Ela a via organizar os filhos dos pobres em bancos. Entrava à frente da procissão da Escola Dominical, exatamente cinco minutos antes do coral, colocava seus meninos e meninas impecavelmente sentados em seus devidos lugares, depois apoiados em seus joelhinhos em sua oração preliminar e por fim de pé outra vez quando, ao som do órgão, a porta da sacristia se abria, e o coral e o sacerdote, carregados com as litanias e os mandamentos que deveriam pregar, de lá emergiam. Ela exibia uma expressão triste, embora fosse claramente eficiente. A combinação costumava deixar a Sra. Wilkins reflexiva, pois, nos dias que ela só conseguia comprar linguado, Mellersh lhe dizia que, se uma pessoa fosse eficiente, não ficaria deprimida, e quem faz bem o seu trabalho se torna automaticamente alegre e vibrante.
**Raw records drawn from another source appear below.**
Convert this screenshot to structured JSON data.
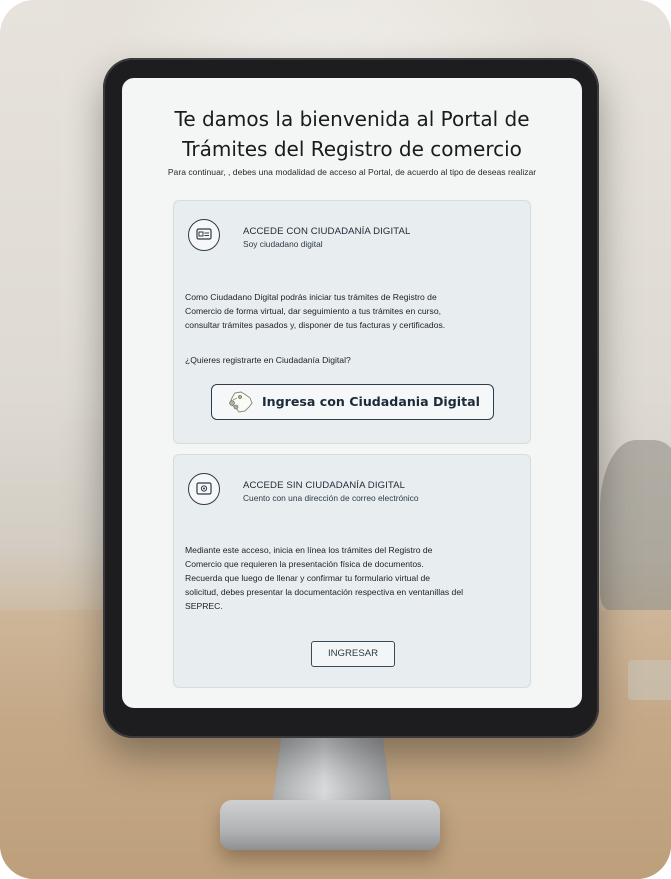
{
  "portal": {
    "title_line1": "Te damos la bienvenida al Portal de",
    "title_line2": "Trámites del Registro de comercio",
    "subtitle": "Para continuar, , debes una modalidad de acceso al Portal, de acuerdo al tipo de deseas realizar"
  },
  "card_digital": {
    "icon": "id-card-icon",
    "title": "ACCEDE CON CIUDADANÍA DIGITAL",
    "subtitle": "Soy ciudadano digital",
    "body_line1": "Como Ciudadano Digital podrás iniciar tus trámites de Registro de",
    "body_line2": "Comercio de forma virtual, dar seguimiento a tus trámites en curso,",
    "body_line3": "consultar trámites pasados y, disponer de tus facturas y certificados.",
    "question": "¿Quieres registrarte en Ciudadanía Digital?",
    "button_label": "Ingresa con Ciudadania Digital",
    "button_icon": "bolivia-map-icon"
  },
  "card_no_digital": {
    "icon": "email-card-icon",
    "title": "ACCEDE SIN CIUDADANÍA DIGITAL",
    "subtitle": "Cuento con una dirección de correo electrónico",
    "body_line1": "Mediante este acceso, inicia en línea los trámites del Registro de",
    "body_line2": "Comercio que requieren la presentación física de documentos.",
    "body_line3": "Recuerda que luego de llenar y confirmar tu formulario virtual de",
    "body_line4": "solicitud, debes presentar la documentación respectiva en ventanillas del",
    "body_line5": "SEPREC.",
    "button_label": "INGRESAR"
  },
  "colors": {
    "card_bg": "#e8eef0",
    "accent": "#2f3d4a",
    "screen_bg": "#f4f5f5"
  }
}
Não havia nada de alegre e vibrante na Sra. Arbuthnot, embora muito do seu comportamento com as crianças da Escola Dominical fosse automático; mas, quando a Sra. Wilkins, virando-se da janela, a viu no clube, não havia nada de automático nela; em vez disso, olhava fixamente para um trecho da primeira página do Times, segurando o jornal, imóvel, os olhos parados. Ela estava apenas olhando; e seu rosto, como sempre, era o de uma madona paciente e decepcionada.

A Sra. Wilkins a observou por um minuto, tentando criar coragem para falar com ela. Queria perguntar se tinha visto o anúncio. Não sabia por que queria perguntar isso a ela, mas queria. Que estúpido não conseguir falar com ela. A mulher parecia tão gentil. Parecia tão infeliz. Por que duas pessoas infelizes não podiam animar uma à outra, no decorrer desse negócio enfadonho que é a vida, conversando um pouco — uma conversa natural e verdadeira sobre o que sentiam, do que gostariam e que esperanças ainda tentavam nutrir? Ela não conseguia deixar de achar que a Sra. Arbuthnot também estava lendo aquele mesmo anúncio. Os olhos dela estavam bem naquela parte do jornal. Será que ela também imaginava como seria — a cor, o cheiro, a luz, o mar batendo suavemente entre as pedrinhas quentes? Cor, cheiro, luz, mar; em vez da Shaftesbury Avenue, dos ônibus molhados, da seção de peixes na Shoolbred’s, do metrô de Hampstead e do jantar, e a mesma coisa amanhã, e depois de amanhã e sempre o mesmo...

De repente, a Sra. Wilkins se viu inclinada sobre a mesa.

— A senhora está lendo sobre o castelo medieval e as glicínias? — ouviu-se perguntar.

Naturalmente, a Sra. Arbuthnot ficou surpresa; mas não tanto quanto a própria Sra. Wilkins por perguntar.

Até onde a Sra. Arbuthnot sabia, ainda não tinha visto a figura prosaica, emaciada e vagamente composta, sentada à sua frente, com seu rostinho sardento e os grandes olhos cinzentos quase desaparecendo sob um chapéu impermeável amassado, e por isso olhou para ela por um momento sem responder. Ela estava lendo sobre o castelo medieval e as glicínias, ou melhor, tinha lido sobre ele dez minutos antes e desde então se perdera em sonhos — de luz, cor, cheiro, o mar batendo suavemente nas pedrinhas quentes...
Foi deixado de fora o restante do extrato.